How many grams of methylacetylene (propyne) CH3 - C Ξ CH will completely dischar...
How many grams of methylacetylene (propyne) CH3 - C Ξ CH will completely discharge the colour of 8g of bromine?
(Br = 80, C = 12, H = 1)
Related Lesson: Hydrogen Bonding | Liquids and Solids
The correct answer is B.
To answer this question, we need to know the balanced chemical equation for the reaction between methylacetylene (propyne) and bromine.

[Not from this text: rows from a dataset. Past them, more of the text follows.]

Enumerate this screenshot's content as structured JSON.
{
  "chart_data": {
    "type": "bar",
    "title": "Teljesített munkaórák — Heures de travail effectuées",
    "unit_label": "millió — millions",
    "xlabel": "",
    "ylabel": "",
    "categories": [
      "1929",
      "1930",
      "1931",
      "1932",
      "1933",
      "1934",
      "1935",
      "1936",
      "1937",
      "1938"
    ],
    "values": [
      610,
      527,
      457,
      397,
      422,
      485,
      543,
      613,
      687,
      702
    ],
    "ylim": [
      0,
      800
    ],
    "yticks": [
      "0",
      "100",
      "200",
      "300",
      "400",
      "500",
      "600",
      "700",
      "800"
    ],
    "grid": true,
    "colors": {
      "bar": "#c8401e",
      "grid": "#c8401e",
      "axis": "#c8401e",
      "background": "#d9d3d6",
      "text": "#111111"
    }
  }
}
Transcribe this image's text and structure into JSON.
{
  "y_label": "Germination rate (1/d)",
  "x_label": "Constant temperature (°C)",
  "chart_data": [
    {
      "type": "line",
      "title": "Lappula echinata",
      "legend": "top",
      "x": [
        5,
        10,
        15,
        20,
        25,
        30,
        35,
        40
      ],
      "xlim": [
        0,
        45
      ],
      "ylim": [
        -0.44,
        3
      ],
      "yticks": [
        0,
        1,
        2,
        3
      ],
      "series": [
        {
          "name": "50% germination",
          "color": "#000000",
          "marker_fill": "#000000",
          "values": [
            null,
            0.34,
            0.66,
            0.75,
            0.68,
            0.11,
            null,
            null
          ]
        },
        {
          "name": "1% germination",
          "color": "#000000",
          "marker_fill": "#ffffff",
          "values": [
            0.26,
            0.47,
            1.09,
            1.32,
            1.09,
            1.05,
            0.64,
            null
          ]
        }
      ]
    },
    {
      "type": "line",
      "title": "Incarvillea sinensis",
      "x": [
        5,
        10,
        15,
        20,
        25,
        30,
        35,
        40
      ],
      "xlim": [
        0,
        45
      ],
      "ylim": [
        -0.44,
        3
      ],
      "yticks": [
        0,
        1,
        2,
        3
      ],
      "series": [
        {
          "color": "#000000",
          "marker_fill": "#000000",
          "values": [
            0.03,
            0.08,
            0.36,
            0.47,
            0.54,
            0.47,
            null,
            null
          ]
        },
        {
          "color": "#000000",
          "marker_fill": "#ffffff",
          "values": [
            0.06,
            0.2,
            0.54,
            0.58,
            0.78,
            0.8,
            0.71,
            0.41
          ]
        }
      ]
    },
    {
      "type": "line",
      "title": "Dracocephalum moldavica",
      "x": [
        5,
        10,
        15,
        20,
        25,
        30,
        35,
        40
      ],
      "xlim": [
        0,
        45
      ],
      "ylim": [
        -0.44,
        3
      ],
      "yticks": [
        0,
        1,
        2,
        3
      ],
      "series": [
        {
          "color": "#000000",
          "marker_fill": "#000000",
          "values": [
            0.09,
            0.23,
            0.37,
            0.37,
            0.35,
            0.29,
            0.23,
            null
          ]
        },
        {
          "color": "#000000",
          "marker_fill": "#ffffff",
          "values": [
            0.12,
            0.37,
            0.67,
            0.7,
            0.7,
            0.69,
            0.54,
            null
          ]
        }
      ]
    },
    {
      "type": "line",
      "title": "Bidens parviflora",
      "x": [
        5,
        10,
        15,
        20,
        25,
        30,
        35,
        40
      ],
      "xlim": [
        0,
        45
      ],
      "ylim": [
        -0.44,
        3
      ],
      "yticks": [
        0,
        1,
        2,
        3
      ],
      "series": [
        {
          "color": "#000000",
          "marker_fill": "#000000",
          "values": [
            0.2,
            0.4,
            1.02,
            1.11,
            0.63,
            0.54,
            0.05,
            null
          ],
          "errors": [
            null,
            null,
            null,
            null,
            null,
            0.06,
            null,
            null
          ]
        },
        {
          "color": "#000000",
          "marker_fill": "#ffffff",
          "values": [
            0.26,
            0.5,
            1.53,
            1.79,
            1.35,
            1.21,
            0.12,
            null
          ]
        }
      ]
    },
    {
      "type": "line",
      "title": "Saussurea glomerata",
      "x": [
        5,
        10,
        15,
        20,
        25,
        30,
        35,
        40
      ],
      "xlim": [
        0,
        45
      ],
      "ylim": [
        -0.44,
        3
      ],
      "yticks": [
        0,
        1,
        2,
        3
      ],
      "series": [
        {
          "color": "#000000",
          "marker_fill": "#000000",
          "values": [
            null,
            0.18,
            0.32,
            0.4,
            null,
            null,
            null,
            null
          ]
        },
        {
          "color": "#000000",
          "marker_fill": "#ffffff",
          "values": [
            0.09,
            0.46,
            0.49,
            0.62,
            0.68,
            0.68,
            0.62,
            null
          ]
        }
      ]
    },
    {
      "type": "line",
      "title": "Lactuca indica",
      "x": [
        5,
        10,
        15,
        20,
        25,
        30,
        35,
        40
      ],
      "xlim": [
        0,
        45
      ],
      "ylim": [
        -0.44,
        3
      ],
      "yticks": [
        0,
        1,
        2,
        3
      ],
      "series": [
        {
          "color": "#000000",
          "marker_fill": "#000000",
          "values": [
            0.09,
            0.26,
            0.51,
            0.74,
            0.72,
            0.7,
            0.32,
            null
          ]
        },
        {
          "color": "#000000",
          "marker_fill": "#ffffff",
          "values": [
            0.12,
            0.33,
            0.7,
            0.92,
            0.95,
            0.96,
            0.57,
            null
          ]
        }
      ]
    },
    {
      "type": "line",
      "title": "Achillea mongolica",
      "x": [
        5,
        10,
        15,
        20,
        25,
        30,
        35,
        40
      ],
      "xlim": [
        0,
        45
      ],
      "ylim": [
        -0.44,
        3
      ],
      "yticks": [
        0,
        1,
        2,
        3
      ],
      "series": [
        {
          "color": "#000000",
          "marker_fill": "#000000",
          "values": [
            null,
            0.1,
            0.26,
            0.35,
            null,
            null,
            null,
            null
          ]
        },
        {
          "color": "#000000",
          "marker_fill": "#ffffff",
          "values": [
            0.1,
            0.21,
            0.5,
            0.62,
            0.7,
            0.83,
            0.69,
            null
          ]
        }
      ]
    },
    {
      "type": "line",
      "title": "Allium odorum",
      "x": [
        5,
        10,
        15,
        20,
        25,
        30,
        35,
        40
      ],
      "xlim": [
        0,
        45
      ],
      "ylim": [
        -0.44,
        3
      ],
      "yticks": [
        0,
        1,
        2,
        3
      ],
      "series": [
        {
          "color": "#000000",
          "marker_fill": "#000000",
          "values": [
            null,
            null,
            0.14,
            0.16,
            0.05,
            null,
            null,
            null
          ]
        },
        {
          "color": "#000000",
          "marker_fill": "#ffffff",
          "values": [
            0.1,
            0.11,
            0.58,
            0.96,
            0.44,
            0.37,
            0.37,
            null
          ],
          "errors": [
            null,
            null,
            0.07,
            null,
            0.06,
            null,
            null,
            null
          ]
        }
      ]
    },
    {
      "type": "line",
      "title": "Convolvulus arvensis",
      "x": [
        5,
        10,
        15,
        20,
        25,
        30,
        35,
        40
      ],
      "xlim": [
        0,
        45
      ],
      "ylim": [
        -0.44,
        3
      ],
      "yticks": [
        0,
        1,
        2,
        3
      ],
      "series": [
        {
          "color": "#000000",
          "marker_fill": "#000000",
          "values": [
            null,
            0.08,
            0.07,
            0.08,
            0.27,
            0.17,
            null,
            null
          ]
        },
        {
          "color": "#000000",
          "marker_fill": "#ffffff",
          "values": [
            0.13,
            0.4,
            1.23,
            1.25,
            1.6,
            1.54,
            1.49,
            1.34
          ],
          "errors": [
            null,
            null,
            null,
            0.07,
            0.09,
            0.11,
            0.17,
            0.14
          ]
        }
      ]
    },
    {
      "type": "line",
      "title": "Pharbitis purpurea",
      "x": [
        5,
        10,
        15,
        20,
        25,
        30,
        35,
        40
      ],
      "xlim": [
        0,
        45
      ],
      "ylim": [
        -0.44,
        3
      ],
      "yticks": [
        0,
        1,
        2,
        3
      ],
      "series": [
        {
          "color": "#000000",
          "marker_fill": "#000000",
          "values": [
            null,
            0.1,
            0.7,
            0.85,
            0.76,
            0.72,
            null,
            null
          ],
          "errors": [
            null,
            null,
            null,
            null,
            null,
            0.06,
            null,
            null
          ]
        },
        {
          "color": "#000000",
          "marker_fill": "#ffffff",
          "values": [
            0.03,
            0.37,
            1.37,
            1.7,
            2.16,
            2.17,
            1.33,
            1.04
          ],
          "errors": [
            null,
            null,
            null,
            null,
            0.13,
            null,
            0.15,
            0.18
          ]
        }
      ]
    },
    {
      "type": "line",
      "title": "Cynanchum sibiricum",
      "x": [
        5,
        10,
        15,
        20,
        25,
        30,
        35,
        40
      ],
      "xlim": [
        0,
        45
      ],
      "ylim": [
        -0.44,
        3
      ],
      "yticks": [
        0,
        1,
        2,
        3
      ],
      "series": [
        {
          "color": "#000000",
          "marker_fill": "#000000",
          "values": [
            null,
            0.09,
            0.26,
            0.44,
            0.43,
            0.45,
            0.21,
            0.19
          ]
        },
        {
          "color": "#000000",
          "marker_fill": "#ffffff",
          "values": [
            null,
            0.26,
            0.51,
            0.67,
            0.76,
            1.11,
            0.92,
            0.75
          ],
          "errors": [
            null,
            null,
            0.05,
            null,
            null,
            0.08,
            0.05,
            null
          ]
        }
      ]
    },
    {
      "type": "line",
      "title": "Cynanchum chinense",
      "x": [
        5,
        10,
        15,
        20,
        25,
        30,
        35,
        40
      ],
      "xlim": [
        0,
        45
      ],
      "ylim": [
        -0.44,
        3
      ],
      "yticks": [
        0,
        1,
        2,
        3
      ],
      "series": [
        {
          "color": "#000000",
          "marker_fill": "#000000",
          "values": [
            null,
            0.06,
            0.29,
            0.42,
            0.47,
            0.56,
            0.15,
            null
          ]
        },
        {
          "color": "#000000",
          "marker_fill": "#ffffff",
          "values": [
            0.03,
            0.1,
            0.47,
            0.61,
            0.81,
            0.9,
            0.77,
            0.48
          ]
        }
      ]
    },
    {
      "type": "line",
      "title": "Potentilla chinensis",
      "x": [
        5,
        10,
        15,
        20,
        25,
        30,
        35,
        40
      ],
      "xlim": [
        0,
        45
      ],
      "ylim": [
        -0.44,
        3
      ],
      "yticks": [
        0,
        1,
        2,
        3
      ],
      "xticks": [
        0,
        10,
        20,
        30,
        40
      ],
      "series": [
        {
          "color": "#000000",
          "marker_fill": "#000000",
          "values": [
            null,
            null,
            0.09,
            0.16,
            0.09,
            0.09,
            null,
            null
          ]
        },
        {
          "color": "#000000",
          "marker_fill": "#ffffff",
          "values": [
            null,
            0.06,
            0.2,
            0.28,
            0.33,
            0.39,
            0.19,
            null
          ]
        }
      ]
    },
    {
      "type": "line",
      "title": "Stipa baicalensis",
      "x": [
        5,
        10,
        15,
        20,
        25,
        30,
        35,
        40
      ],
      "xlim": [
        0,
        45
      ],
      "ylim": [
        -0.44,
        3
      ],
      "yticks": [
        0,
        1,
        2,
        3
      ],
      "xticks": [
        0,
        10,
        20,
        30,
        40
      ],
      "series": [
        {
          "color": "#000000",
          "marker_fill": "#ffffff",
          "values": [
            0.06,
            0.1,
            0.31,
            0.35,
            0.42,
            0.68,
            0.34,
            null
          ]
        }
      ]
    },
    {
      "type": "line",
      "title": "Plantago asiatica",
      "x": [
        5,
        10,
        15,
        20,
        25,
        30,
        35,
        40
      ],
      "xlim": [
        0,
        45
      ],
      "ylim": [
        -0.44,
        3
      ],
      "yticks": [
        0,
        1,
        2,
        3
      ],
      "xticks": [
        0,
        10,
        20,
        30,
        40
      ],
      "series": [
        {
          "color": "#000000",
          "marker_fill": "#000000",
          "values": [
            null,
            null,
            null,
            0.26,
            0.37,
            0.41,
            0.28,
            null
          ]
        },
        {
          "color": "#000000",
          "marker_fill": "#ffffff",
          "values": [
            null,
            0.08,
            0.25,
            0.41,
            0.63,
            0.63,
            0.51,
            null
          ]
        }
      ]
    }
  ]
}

The reaction is as follows:
CH3 - C ≡ CH + Br2 → CH3 - CBr = CHBr
Now, we need to find the number of moles of bromine (Br2) and use the stoichiometry of the reaction to find the mass of propyne needed to completely discharge the color of 8g of bromine.
First, let's find the molar mass of Br2:
Molar mass of Br2 = 2 * Br = 2 * 80 = 160 g/mol
Now, let's calculate the moles of Br2:
moles of Br2 = mass / molar mass = 8g / 160 g/mol = 0.05 mol
According to the balanced equation, 1 mole of propyne reacts with 1 mole of Br2. Therefore, we need 0.05 mol of propyne to react with 0.05 mol of Br2.
Now, let's find the molar mass of propyne (CH3 - C ≡ CH):
Molar mass of propyne = 3 * C + 4 * H = 3 * 12 + 4 * 1 = 36 + 4 = 40 g/mol
Finally, let's calculate the mass of propyne needed:
mass of propyne = moles * molar mass = 0.05 mol * 40 g/mol = 2 g
However, the question asks for the mass of methylacetylene (CH3 - C ≡ CH) needed to completely discharge the color of 8g of bromine. Since there's a triple bond in propyne, it will add two bromine atoms to the molecule, so we need to divide the mass of propyne by 2:
mass of propyne to completely discharge the color = 2 g / 2 = 1 g
So, 1.0 g of propyne is needed to completely discharge the color of 8g of bromine, which is Option B.